Fees make 401(k) plans less efficient investment plans than they otherwise would be. Paying just a handful of basis points in fees over the span of a career can equate to thousands of dollars less at retirement. Paying a full extra percentage point in fees can mean tens of thousands of dollars less at retirement, reducing your retirement account by as much as 28 percent, according to the Department of Labor.
"Fees are just the most problematic thing out there," says Robert Hiltonsmith, a policy analyst with Demos, a research and policy organization. Participants are on the hook for fees associated with the investments they choose, but they also likely get dinged for the administrative costs of running the plan.

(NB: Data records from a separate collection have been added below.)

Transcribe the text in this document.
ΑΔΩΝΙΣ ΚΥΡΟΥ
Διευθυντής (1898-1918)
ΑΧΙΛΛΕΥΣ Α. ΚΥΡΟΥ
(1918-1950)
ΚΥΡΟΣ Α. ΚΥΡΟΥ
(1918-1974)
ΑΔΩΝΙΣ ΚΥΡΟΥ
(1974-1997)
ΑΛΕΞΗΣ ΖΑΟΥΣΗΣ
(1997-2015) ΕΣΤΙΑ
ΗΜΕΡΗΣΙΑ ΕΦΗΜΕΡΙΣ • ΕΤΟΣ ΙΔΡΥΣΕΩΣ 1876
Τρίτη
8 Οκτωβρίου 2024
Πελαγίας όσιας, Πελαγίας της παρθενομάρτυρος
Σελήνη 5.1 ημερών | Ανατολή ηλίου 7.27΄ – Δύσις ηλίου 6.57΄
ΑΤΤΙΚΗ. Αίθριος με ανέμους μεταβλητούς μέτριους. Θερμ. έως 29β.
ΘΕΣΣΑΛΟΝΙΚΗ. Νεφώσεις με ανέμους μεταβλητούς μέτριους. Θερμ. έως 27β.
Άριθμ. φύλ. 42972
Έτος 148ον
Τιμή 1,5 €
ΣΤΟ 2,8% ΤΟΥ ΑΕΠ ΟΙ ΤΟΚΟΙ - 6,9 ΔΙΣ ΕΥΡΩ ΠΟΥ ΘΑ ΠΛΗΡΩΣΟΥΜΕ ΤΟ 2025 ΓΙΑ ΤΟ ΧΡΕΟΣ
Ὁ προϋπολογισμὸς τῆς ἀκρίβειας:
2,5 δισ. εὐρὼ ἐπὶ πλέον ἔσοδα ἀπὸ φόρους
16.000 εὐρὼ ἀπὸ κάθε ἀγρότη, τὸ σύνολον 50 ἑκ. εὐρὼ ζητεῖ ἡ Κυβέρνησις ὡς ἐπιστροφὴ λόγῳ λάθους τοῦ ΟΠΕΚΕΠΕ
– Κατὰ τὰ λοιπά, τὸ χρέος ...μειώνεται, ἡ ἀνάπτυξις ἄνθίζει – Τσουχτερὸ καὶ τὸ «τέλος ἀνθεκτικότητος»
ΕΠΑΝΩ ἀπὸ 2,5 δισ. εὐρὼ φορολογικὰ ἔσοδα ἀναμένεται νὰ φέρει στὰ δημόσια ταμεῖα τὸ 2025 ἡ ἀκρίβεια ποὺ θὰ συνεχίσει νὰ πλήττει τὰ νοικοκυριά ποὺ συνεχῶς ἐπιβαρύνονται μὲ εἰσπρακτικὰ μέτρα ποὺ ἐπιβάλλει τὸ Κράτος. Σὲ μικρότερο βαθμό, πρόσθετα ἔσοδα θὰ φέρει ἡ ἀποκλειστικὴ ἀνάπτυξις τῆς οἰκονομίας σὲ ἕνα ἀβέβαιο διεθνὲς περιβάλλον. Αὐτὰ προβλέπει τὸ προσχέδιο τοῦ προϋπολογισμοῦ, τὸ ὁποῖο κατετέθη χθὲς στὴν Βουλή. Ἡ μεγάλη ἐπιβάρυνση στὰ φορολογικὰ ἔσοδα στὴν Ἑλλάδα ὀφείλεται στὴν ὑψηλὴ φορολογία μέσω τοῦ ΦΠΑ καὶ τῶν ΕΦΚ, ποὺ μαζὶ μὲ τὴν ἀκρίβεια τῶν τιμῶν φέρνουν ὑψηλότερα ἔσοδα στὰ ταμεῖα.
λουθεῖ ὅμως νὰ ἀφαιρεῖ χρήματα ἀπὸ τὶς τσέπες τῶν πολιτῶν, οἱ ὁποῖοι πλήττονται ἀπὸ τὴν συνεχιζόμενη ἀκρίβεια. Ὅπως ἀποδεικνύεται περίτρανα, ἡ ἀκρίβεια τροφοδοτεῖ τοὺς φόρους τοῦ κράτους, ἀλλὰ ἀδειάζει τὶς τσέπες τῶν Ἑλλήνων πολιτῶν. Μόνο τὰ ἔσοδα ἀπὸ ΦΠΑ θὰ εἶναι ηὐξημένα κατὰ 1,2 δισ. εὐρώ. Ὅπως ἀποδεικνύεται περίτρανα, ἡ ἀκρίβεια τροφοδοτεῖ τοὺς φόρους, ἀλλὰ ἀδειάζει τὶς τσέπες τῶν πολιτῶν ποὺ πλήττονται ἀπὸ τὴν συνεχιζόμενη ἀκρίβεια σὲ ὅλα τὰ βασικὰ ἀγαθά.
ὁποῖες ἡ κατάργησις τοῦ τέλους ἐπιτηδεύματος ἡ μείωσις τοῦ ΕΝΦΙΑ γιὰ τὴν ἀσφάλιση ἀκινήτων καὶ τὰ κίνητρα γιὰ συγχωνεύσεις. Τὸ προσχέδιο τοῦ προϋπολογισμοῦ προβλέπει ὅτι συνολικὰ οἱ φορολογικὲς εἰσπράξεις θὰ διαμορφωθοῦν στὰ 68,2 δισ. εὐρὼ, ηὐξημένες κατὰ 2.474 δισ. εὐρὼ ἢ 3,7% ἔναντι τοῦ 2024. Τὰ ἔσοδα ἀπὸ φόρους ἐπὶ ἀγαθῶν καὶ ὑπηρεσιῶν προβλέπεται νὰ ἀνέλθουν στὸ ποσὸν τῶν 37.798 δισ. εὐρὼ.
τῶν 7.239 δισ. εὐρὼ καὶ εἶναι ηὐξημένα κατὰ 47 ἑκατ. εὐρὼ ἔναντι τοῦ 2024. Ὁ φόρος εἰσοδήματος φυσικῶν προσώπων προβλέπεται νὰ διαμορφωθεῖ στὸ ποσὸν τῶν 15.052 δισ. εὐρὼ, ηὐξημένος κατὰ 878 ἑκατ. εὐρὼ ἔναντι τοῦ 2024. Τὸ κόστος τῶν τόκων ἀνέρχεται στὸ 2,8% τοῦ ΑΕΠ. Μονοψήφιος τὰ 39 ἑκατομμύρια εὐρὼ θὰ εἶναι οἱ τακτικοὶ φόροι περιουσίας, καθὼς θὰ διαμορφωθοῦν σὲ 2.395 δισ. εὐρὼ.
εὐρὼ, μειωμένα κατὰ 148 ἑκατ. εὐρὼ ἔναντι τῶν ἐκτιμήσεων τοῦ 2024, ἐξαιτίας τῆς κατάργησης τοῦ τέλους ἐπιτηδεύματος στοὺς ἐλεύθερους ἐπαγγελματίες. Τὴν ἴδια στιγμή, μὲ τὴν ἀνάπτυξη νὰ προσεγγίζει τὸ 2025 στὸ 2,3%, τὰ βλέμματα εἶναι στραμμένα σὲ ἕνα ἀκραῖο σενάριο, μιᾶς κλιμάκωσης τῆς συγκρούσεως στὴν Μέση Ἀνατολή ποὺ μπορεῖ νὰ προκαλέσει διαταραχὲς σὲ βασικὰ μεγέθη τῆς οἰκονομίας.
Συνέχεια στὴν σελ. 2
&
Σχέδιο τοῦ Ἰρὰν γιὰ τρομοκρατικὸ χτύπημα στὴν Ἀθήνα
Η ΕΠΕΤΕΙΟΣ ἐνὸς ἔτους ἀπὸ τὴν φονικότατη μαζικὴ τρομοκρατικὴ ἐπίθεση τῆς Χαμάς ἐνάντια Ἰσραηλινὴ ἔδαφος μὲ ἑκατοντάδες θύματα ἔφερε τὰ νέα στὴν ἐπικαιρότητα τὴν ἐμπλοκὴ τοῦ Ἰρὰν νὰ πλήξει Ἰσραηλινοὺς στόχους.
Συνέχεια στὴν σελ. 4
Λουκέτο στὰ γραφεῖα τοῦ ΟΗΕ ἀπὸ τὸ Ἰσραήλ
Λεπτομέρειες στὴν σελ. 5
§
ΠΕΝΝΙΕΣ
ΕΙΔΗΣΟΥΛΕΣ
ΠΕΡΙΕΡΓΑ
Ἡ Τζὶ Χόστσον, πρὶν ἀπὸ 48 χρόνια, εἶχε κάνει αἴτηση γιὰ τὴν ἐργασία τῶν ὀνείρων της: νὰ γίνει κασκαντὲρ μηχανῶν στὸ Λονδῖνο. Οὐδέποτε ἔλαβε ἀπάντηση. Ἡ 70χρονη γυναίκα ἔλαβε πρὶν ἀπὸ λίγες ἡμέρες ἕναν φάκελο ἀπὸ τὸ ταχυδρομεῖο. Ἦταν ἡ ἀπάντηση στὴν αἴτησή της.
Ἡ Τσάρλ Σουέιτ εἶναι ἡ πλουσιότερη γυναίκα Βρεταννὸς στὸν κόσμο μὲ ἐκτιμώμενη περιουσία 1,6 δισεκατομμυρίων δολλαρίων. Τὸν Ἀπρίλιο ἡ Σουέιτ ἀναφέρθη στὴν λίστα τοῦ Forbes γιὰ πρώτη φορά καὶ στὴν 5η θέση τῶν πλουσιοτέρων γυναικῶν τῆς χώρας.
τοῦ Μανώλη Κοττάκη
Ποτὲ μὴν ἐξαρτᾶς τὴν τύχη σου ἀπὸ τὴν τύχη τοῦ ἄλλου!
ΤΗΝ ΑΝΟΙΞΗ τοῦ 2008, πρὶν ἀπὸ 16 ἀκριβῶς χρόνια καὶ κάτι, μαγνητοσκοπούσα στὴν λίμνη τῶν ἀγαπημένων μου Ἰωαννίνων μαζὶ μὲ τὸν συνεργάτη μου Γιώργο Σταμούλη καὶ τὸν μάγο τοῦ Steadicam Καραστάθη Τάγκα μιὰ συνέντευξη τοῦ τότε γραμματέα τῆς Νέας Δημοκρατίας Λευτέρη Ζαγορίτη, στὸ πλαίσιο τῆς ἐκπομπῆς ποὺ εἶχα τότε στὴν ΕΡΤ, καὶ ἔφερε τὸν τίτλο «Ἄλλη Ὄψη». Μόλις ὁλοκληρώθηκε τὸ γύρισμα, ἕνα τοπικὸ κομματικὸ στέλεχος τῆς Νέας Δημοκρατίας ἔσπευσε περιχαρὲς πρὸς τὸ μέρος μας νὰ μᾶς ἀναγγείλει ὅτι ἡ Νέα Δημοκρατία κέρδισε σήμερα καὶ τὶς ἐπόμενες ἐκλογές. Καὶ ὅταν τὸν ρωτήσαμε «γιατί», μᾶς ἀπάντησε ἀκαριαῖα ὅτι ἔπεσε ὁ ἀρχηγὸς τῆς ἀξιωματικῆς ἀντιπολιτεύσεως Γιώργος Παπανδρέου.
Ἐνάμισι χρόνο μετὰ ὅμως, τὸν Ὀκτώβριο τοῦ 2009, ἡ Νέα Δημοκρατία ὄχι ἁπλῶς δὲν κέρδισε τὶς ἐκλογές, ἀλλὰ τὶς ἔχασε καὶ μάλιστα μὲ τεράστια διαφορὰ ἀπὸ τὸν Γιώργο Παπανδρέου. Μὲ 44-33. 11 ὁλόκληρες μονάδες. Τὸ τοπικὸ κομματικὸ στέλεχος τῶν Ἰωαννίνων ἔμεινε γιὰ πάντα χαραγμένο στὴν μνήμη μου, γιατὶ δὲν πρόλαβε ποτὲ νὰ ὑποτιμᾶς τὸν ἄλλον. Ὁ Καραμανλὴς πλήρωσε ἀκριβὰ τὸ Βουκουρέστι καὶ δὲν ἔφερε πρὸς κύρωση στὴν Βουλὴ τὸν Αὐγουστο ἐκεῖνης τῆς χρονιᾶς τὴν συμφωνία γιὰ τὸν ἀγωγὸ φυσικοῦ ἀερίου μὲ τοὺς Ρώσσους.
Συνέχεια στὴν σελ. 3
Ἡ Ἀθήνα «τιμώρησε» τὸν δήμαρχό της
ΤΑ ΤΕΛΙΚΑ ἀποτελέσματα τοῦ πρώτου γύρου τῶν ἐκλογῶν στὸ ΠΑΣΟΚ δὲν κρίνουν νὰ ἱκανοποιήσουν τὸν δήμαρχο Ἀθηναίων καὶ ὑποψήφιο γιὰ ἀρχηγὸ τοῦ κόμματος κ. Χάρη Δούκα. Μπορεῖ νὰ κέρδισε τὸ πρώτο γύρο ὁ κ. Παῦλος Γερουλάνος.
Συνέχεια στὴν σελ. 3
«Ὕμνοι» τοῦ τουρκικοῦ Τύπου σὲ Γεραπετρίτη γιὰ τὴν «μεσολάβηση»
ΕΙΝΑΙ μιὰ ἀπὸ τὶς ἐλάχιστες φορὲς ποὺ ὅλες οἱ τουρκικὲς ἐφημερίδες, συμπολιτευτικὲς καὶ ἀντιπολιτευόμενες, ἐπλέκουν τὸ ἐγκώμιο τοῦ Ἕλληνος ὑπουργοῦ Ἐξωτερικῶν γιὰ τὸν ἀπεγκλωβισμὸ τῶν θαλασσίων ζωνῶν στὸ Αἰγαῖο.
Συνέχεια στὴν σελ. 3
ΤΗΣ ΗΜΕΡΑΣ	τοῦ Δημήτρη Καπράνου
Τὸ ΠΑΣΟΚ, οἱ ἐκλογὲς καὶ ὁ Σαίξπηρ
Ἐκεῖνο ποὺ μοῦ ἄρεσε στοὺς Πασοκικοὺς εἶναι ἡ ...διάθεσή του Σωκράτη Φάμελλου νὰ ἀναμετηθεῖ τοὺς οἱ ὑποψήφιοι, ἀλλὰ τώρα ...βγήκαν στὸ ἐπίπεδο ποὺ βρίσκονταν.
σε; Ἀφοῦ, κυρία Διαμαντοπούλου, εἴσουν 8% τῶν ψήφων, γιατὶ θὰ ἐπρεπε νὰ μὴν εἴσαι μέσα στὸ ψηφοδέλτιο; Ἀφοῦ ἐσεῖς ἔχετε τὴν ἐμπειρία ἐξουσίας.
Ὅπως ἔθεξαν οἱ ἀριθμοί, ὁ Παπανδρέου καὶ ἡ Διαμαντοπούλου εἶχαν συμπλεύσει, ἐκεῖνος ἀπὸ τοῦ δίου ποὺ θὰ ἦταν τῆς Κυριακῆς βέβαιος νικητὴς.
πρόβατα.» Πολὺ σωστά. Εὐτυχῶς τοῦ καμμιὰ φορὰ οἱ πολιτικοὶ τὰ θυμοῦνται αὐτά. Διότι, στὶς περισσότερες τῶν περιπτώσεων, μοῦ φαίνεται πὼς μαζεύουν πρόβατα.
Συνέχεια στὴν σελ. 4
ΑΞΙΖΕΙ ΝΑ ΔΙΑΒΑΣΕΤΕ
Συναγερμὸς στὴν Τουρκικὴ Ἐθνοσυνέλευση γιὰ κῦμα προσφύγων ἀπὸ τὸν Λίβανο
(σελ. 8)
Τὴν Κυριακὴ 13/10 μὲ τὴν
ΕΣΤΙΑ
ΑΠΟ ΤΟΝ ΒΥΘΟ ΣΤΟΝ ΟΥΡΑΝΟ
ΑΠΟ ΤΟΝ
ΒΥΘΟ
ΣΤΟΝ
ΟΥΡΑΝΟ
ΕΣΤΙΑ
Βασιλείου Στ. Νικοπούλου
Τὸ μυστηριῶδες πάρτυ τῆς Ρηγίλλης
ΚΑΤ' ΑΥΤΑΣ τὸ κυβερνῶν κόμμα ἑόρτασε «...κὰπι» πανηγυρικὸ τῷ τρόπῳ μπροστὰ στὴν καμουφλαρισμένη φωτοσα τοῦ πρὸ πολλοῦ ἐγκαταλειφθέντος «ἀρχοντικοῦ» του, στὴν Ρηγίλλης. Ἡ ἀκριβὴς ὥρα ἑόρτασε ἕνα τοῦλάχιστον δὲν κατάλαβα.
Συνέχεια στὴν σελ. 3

That comes as an unpleasant surprise for many. A recent regulation requires that plan providers tell participants how much they are paying in fees, but it hasn't made much difference, according to Hiltonsmith.[...]
The Department of Labor is expected to release a proposed rule extending the definition of who is a fiduciary to retirement plans. That could really help, says Hiltonsmith.
"Both brokers and investment advisers all the way up to the plan custodians are incentivized to pick higher-fee funds. Their priority is to maximize profits. Often custodians will pick funds that give them the highest revenue sharing, or financial advisers get some commissions from selling funds. If we turn that around, I think that could have a large effect on fees," he says.